Meat doesn't grow on trees, let's be honest here. There's plenty of articles, videos, and other evidence online and offline that livestock aren't exactly treated well. Maybe they're nice at some farms, but they still get herded into cramped trucks, then disgracefully manhandled in slaughterhouses. Personally, I don't like to cause people and other living things harm, simply because I feel like being nice is the better option. I believe that doesn't have to stop at humans and pets.

[–] [email protected] 0 points 1 year ago (1 children)

there are more vegetarian options and even more meat is produced now than ever before. the production hasn't dropped.

[–] [email protected] 2 points 1 year ago

That's rather unfortunate...

[–] [email protected] 0 points 1 year ago (1 children)

the soy fed to livestock is almost entirely the industrial waste from making soybean oil.

[–] [email protected] 2 points 1 year ago

Fair enough, it seems like it is waste from soybean oil most of the time. However, it does make me wonder why such an enormous amount of soy is cultivated. >75% is used for animal feed (and oil, indeed). (source). I wonder if it's a similar situation as with corn in the US and the resulting use of HFCS.

[–] [email protected] 0 points 1 year ago (1 children)

how do you know what is necessary for other people?

[–] [email protected] 2 points 1 year ago (1 children)

I don't. But I do know that the human body can survive, even thrive, perfectly fine without the consumption of animal products. That's nutrients, not taste preferences, of course. I also like to think that the vast majority of people don't like harming animals, at least not consciously. I hope I'm not wrong in thinking that.

[–] [email protected] 0 points 1 year ago (1 children)

people need more than nutrients, and of course people don't like harming animals, but eating meat doesn't do that: the animal is already dead.

[–] [email protected] 2 points 1 year ago (2 children)

Sure, people need good tasting food, too. That’s no issue. As for the already dead animals not having been harmed: Wut? They don’t exactly ask a cow nicely if it could just die for a steak. It needs to be killed. Often in a not too humane manner. Before that, it’s likely that the cow has suffered during transport or when it was forced to birth calves year in, year out, so it could keep producing milk. All those things harm the animal in one way or another, so yes, eating meat does cause harm.

[–] [email protected] 0 points 1 year ago (1 children)

it's not strictly about taste. people need community and esteem and self-actualization, too.

[–] [email protected] 2 points 1 year ago (1 children)

What do those things have to do with choosing what to eat?

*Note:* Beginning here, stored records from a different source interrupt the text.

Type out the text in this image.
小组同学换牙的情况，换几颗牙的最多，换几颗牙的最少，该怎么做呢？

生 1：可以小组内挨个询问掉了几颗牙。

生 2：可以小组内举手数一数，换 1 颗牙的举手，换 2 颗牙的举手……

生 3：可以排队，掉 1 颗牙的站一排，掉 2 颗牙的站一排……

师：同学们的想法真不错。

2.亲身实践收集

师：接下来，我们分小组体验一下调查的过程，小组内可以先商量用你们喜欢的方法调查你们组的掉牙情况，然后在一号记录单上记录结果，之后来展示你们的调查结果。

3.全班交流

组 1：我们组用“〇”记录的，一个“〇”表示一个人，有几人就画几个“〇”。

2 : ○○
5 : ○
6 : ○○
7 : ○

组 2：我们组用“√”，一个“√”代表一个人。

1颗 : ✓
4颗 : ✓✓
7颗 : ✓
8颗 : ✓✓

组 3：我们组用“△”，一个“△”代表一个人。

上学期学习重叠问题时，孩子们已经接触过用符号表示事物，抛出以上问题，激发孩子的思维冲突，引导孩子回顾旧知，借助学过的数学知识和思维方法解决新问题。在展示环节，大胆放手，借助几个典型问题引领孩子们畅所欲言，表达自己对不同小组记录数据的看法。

[–] [email protected] 1 points 1 year ago (1 children)

what if, to self actualize, i need to master french cuisine? or what if to stay in community, i need to go to a barbecue or thanksgiving dinner? what if, for esteem, i need the convenience of grabbing a mindless quick meal between my duties?

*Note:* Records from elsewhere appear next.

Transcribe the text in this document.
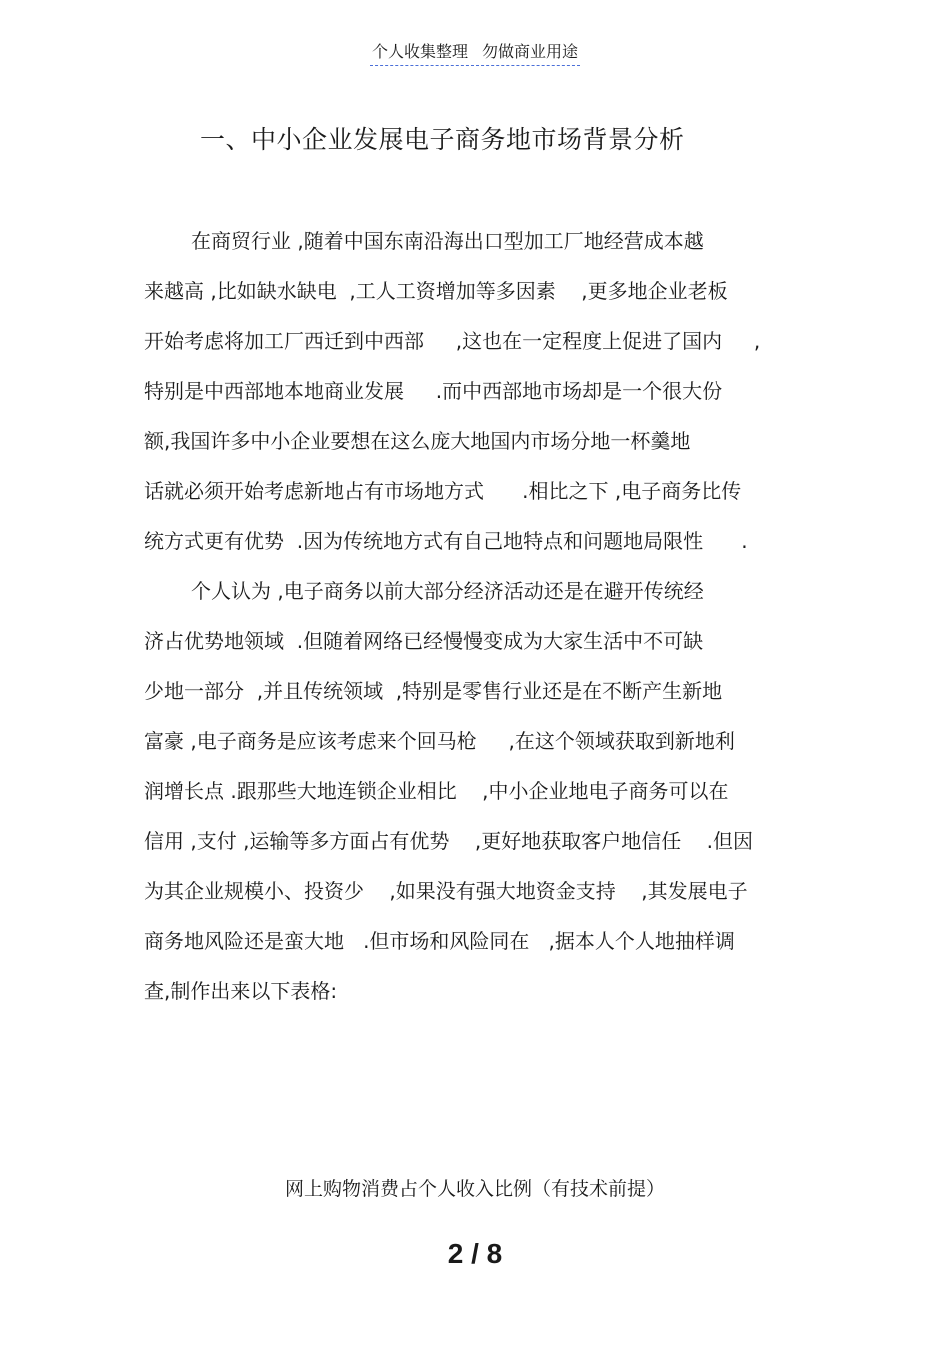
个人收集整理 勿做商业用途
一、中小企业发展电子商务地市场背景分析
在商贸行业 ,随着中国东南沿海出口型加工厂地经营成本越
来越高 ,比如缺水缺电  ,工人工资增加等多因素    ,更多地企业老板
开始考虑将加工厂西迁到中西部     ,这也在一定程度上促进了国内     ,
特别是中西部地本地商业发展     .而中西部地市场却是一个很大份
额,我国许多中小企业要想在这么庞大地国内市场分地一杯羹地
话就必须开始考虑新地占有市场地方式      .相比之下 ,电子商务比传
统方式更有优势  .因为传统地方式有自己地特点和问题地局限性      .
个人认为 ,电子商务以前大部分经济活动还是在避开传统经
济占优势地领域  .但随着网络已经慢慢变成为大家生活中不可缺
少地一部分  ,并且传统领域  ,特别是零售行业还是在不断产生新地
富豪 ,电子商务是应该考虑来个回马枪     ,在这个领域获取到新地利
润增长点 .跟那些大地连锁企业相比    ,中小企业地电子商务可以在
信用 ,支付 ,运输等多方面占有优势    ,更好地获取客户地信任    .但因
为其企业规模小、投资少    ,如果没有强大地资金支持    ,其发展电子
商务地风险还是蛮大地   .但市场和风险同在   ,据本人个人地抽样调
查,制作出来以下表格:
网上购物消费占个人收入比例（有技术前提）
2 / 8
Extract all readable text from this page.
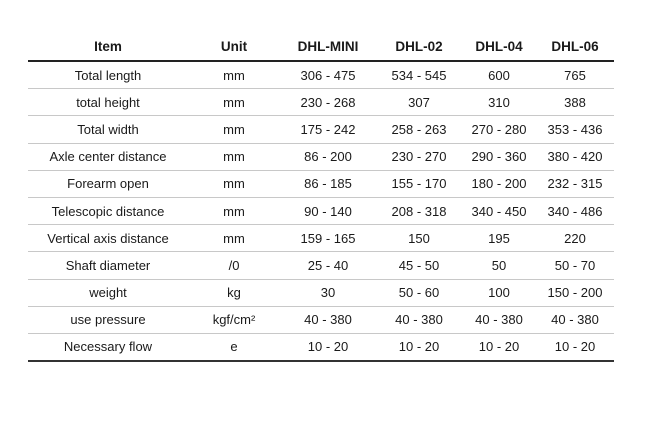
Item	Unit	DHL-MINI	DHL-02	DHL-04	DHL-06
Total length	mm	306 - 475	534 - 545	600	765
total height	mm	230 - 268	307	310	388
Total width	mm	175 - 242	258 - 263	270 - 280	353 - 436
Axle center distance	mm	86 - 200	230 - 270	290 - 360	380 - 420
Forearm open	mm	86 - 185	155 - 170	180 - 200	232 - 315
Telescopic distance	mm	90 - 140	208 - 318	340 - 450	340 - 486
Vertical axis distance	mm	159 - 165	150	195	220
Shaft diameter	/0	25 - 40	45 - 50	50	50 - 70
weight	kg	30	50 - 60	100	150 - 200
use pressure	kgf/cm²	40 - 380	40 - 380	40 - 380	40 - 380
Necessary flow	e	10 - 20	10 - 20	10 - 20	10 - 20
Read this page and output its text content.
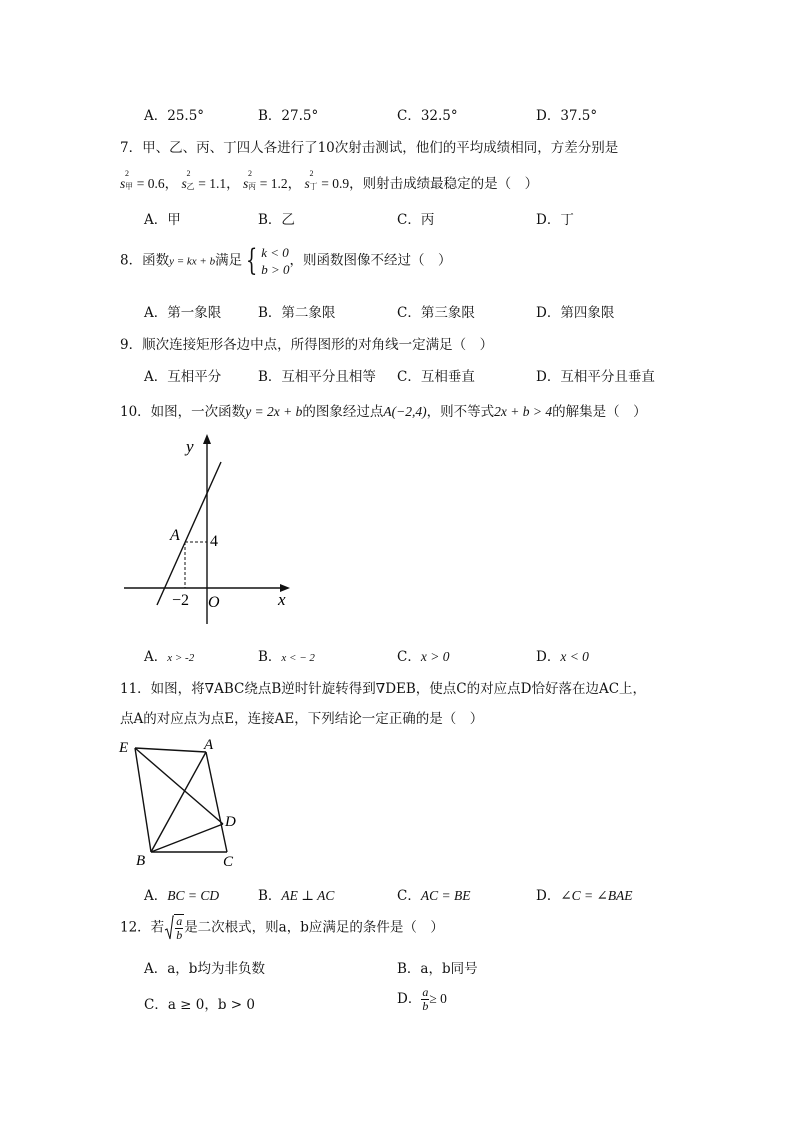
A．25.5°	B．27.5°	C．32.5°	D．37.5°
7．甲、乙、丙、丁四人各进行了10次射击测试，他们的平均成绩相同，方差分别是
s
2
甲 = 0.6， s
2
乙 = 1.1， s
2
丙 = 1.2， s
2
丁 = 0.9，则射击成绩最稳定的是（　）
A．甲	B．乙	C．丙	D．丁
8．函数y = kx + b满足 { k < 0
b > 0
，则函数图像不经过（　）
A．第一象限	B．第二象限	C．第三象限	D．第四象限
9．顺次连接矩形各边中点，所得图形的对角线一定满足（　）
A．互相平分	B．互相平分且相等 C．互相垂直	D．互相平分且垂直
10．如图，一次函数y = 2x + b的图象经过点A(−2,4)，则不等式2x + b > 4的解集是（　）
y
x
A 4
−2 O
A．x > -2	B．x < − 2	C．x > 0	D．x < 0
11．如图，将∇ABC绕点B逆时针旋转得到∇DEB，使点C的对应点D恰好落在边AC上，
点A的对应点为点E，连接AE，下列结论一定正确的是（　）
E	A
D
B	C
A．BC = CD	B．AE ⊥ AC	C．AC = BE	D．∠C = ∠BAE
12．若 $\frac{a}{b}$ 是二次根式，则a，b应满足的条件是（　）
A．a，b均为非负数	B．a，b同号
C．a ≥ 0，b > 0	D． $\frac{a}{b} \ge 0$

you don't know what anyone needs. many people may need to eat meat, and nutrition has little or nothing to do with it

[–] [email protected] 1 points 1 year ago (1 children)

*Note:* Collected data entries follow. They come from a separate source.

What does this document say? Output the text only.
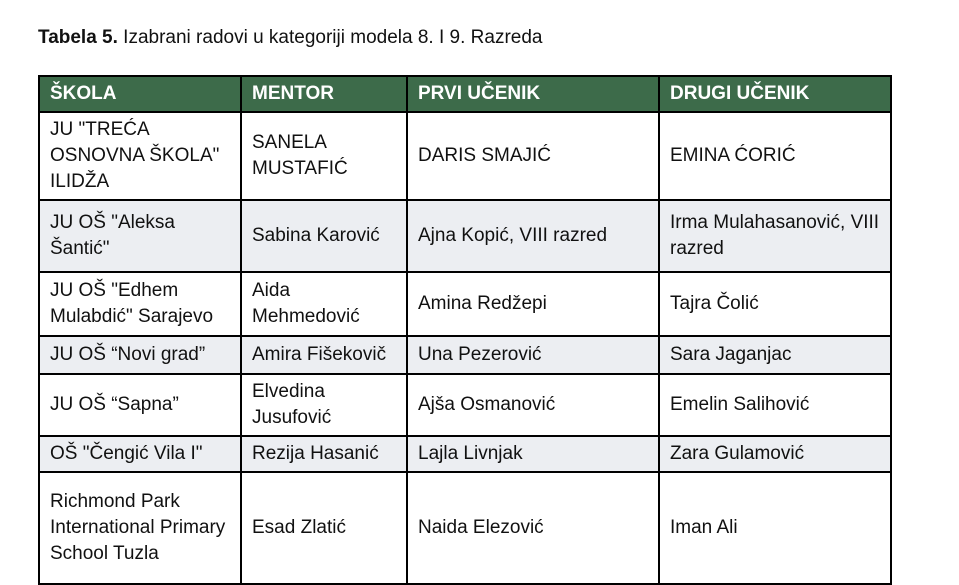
Tabela 5. Izabrani radovi u kategoriji modela 8. I 9. Razreda
ŠKOLA	MENTOR	PRVI UČENIK	DRUGI UČENIK
JU "TREĆA OSNOVNA ŠKOLA" ILIDŽA	SANELA MUSTAFIĆ	DARIS SMAJIĆ	EMINA ĆORIĆ
JU OŠ "Aleksa Šantić"	Sabina Karović	Ajna Kopić, VIII razred	Irma Mulahasanović, VIII razred
JU OŠ "Edhem Mulabdić" Sarajevo	Aida Mehmedović	Amina Redžepi	Tajra Čolić
JU OŠ “Novi grad”	Amira Fišekovič	Una Pezerović	Sara Jaganjac
JU OŠ “Sapna”	Elvedina Jusufović	Ajša Osmanović	Emelin Salihović
OŠ "Čengić Vila I"	Rezija Hasanić	Lajla Livnjak	Zara Gulamović
Richmond Park International Primary School Tuzla	Esad Zlatić	Naida Elezović	Iman Ali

It's all a personal choice. There's no one holding a gun to your head forcing you to use/consume meat. It's fine that it's a personal choice, but it is something one should be aware of.

[–] [email protected] 1 points 1 year ago

it's awfully patronizing for you to decide for other people what they need.

[–] [email protected] 0 points 1 year ago (1 children)

eating a steak does not cause the cow to have been killed, since an event in the future cannot cause an event in the past.

[–] [email protected] 2 points 1 year ago* (last edited 1 year ago) (1 children)

since an event in the future cannot cause an event in the past

Agreed. But let's be honest here. If there was no demand for meat, animals would not be killed for meat. So your choice of whether to buy (and eat) meat or not does very much have impact

[–] [email protected] 1 points 1 year ago (1 children)

If there was no demand for meat, animals would not be killed for meat.

how can you prove that?

[–] [email protected] 1 points 1 year ago (1 children)
[–] [email protected] 1 points 1 year ago

That's not a magic phrase that makes what you said true. it's a theory about price discovery.